According to the present invention, a fuel cell stack K consisting of a uniform number of unit cells and a box-shaped heat pipe each having a plurality of cylindrical heat pipes each having peripheral pressure heat exchange fins at the ends are combined and housed in a stack case. However, the structure is such that a blower installed on one side of the stack case blows hot or cold air to the cylindrical heat pipe and heat exchange fins, and the air is exhausted from the other side of the stack case, so the entire air-cooled fuel cell device The structure is simple, and the dimensions are small and it is possible to put together a small size. Furthermore, since there is no problem even if the temperature difference between the inlet and the outlet of the 21 wind or cold air is made large, the amount of ventilation can be reduced and the ventilation resistance can be made extremely small. As a result, the transport Jt mobility can be reduced.

[Brief explanation of drawings]

FIG. 1 is a cross-sectional view of an air-cooled fuel cell according to an embodiment of the present invention, and FIG. 2 is a cross-sectional view of an air-cooled fuel cell according to another embodiment of the present invention. A cross-sectional plan view of the pond, Figure 3 is similar to Figures 1 and 2.
A cross-sectional plan view of a box-shaped heat pipe used in the air-cooled fuel cell shown in the figure, FIG. 4 is a cross-sectional view taken along the line A-A in FIG. 3, and FIG. 5 is a 9-cooled fuel cage with a conventional structure. In the system diagram, cause a is ff? of the air-cooled fuel cell stack with the conventional structure. +View,
FIG. 7 is a perspective view of another air-cooled fuel cell stack having a conventional structure. 1: fuel cell stack, 2: box-shaped heat pipe, 3: cylindrical heat pipe, 4: heat exchange fin, 6: container (stack case). ↓ Figure 1 111 Figure 2 Figure 3 Figure 4

Claims (1)

[Scope of Claims] 1) A plurality of cylindrical heat pipes are made to protrude from at least one end surface of a box-shaped heat pipe formed in a rectangular shape to match the shape of a unit cell, and communicate with each of the box-shaped heat pipes, A plurality of heat exchange fins are attached to the outer periphery of the cylindrical heat pipe, and the box-shaped heat pipe is sandwiched between a fuel cell stack consisting of stacked unit cells, and this is housed in a container.
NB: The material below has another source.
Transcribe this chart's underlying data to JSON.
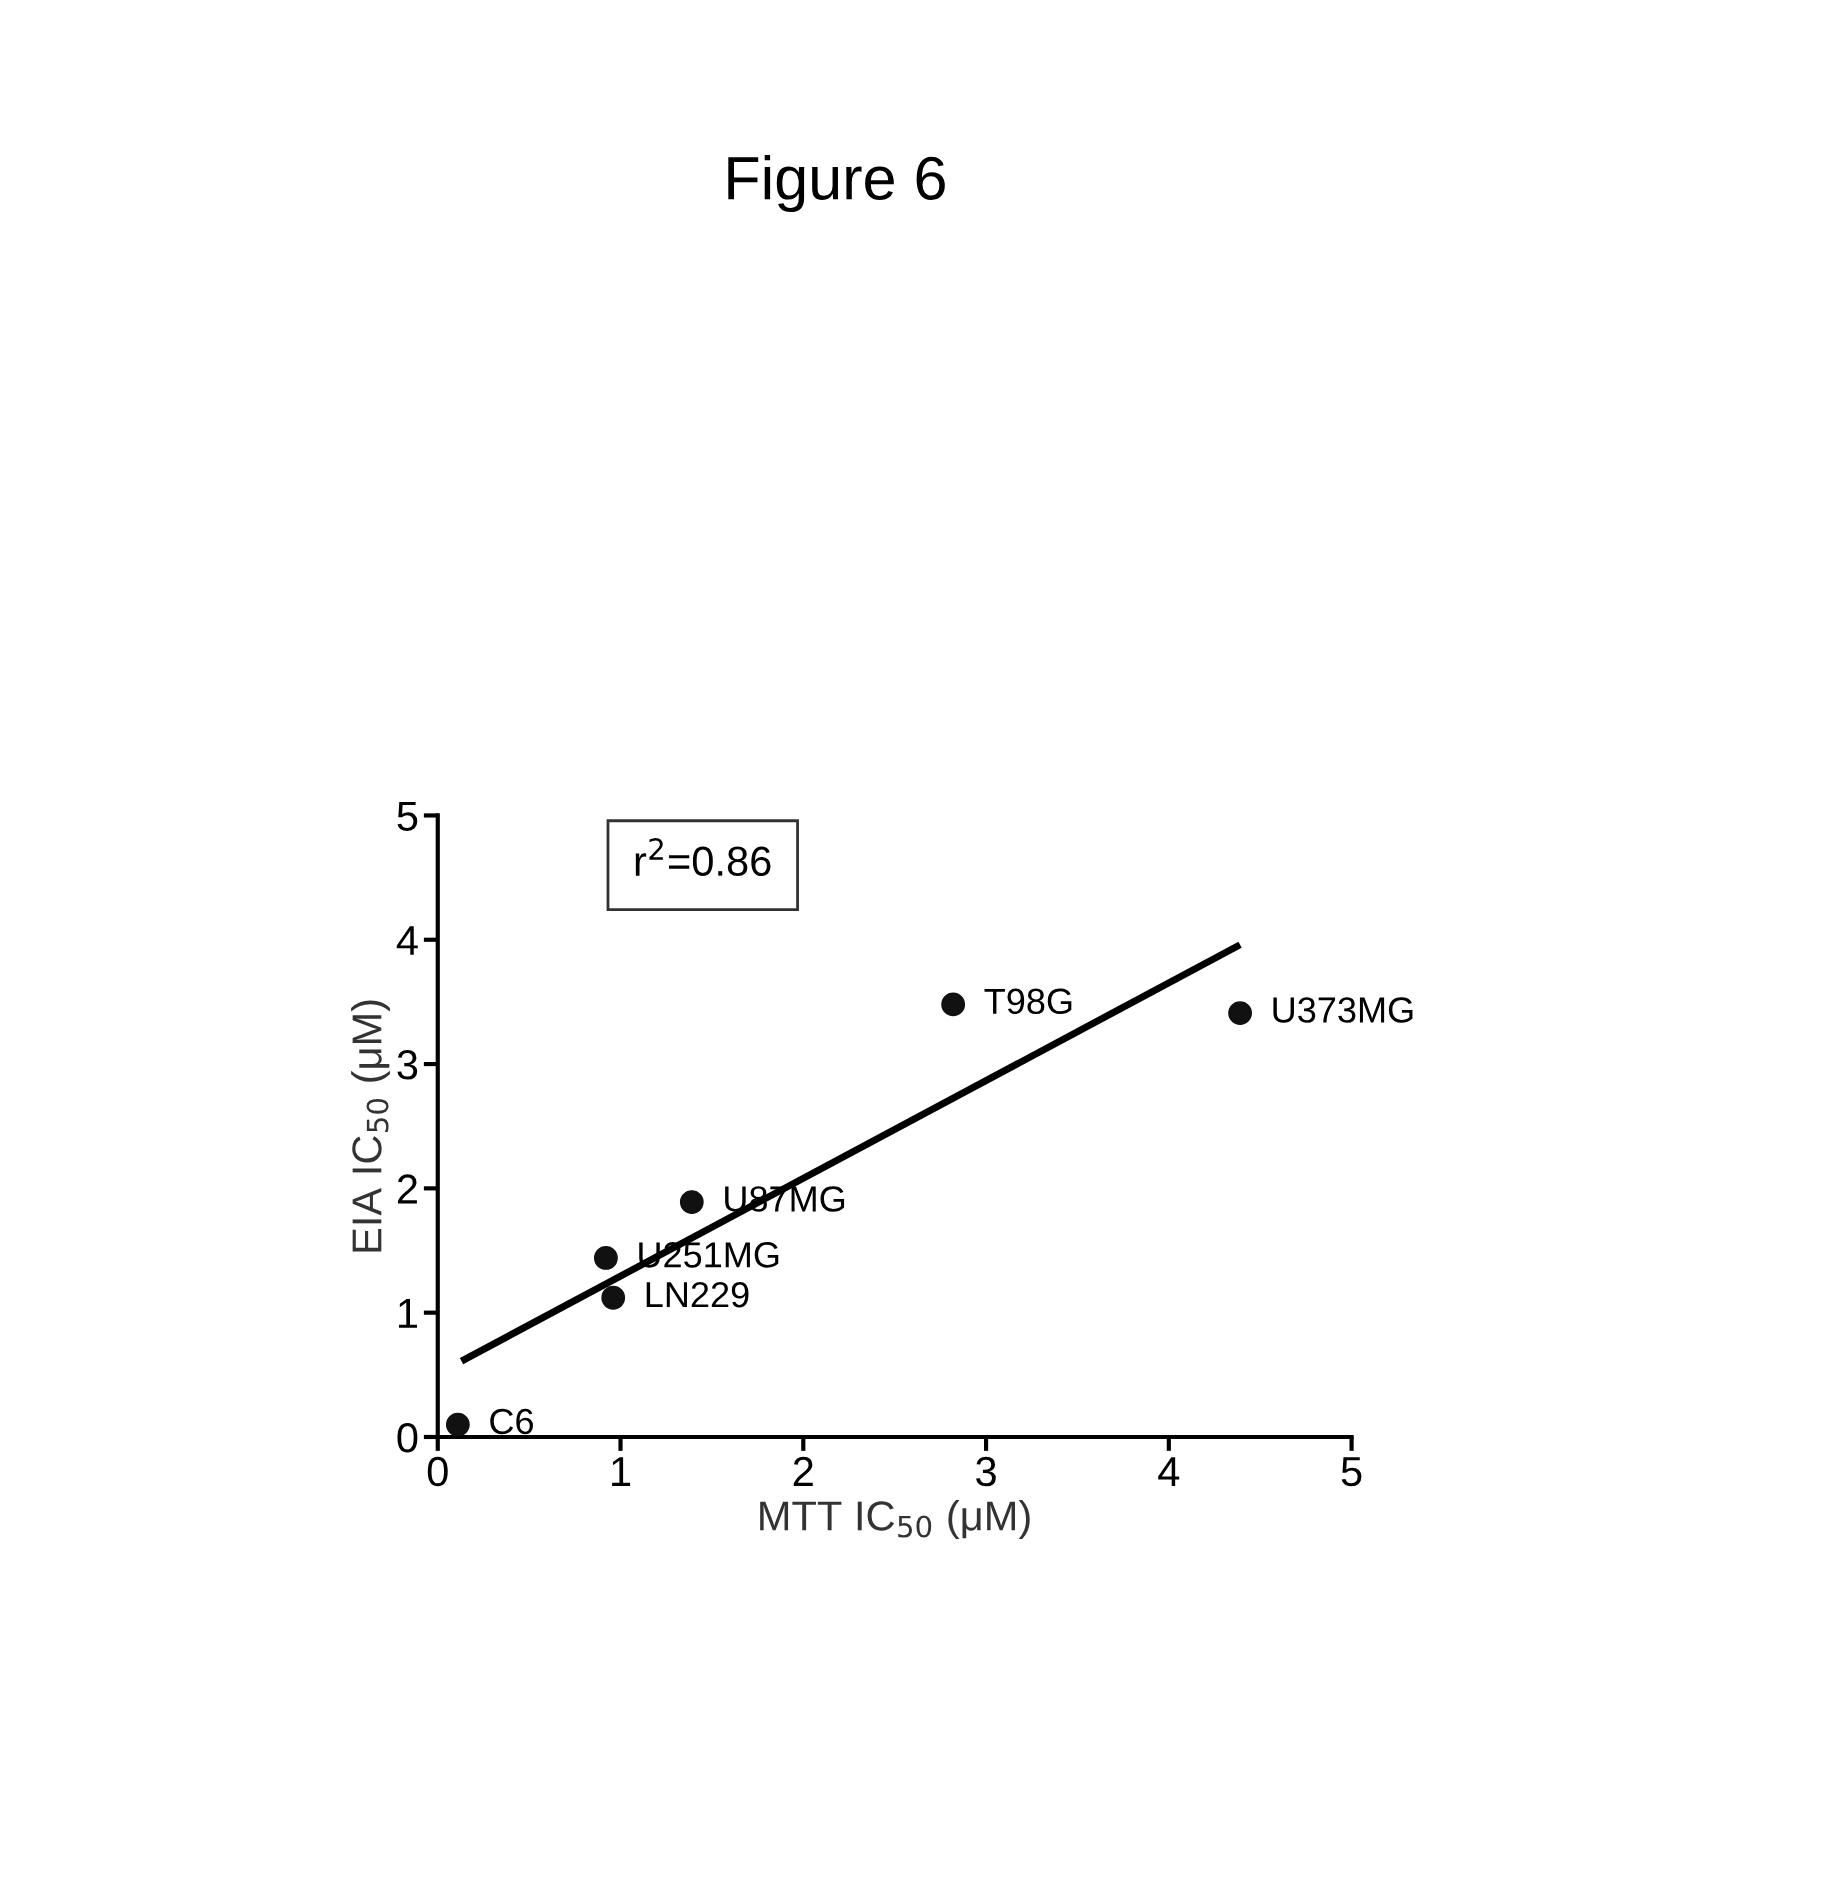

An air-cooled fuel cell characterized in that hot air or cold air is sent in from one side, passed through the cylindrical heat pipe and heat exchange fins located in the ventilation duct of the container, and then exhausted from the other side of the container. 2) In the product described in claim 1, the box-shaped heat pipe is a rectangular one surrounded by a heat-uniforming plate, and the two opposing sides that contact the unit cells of the fuel cell stack are connected via a wick. An air-cooled fuel cell characterized by a structure supported by corrugated plates.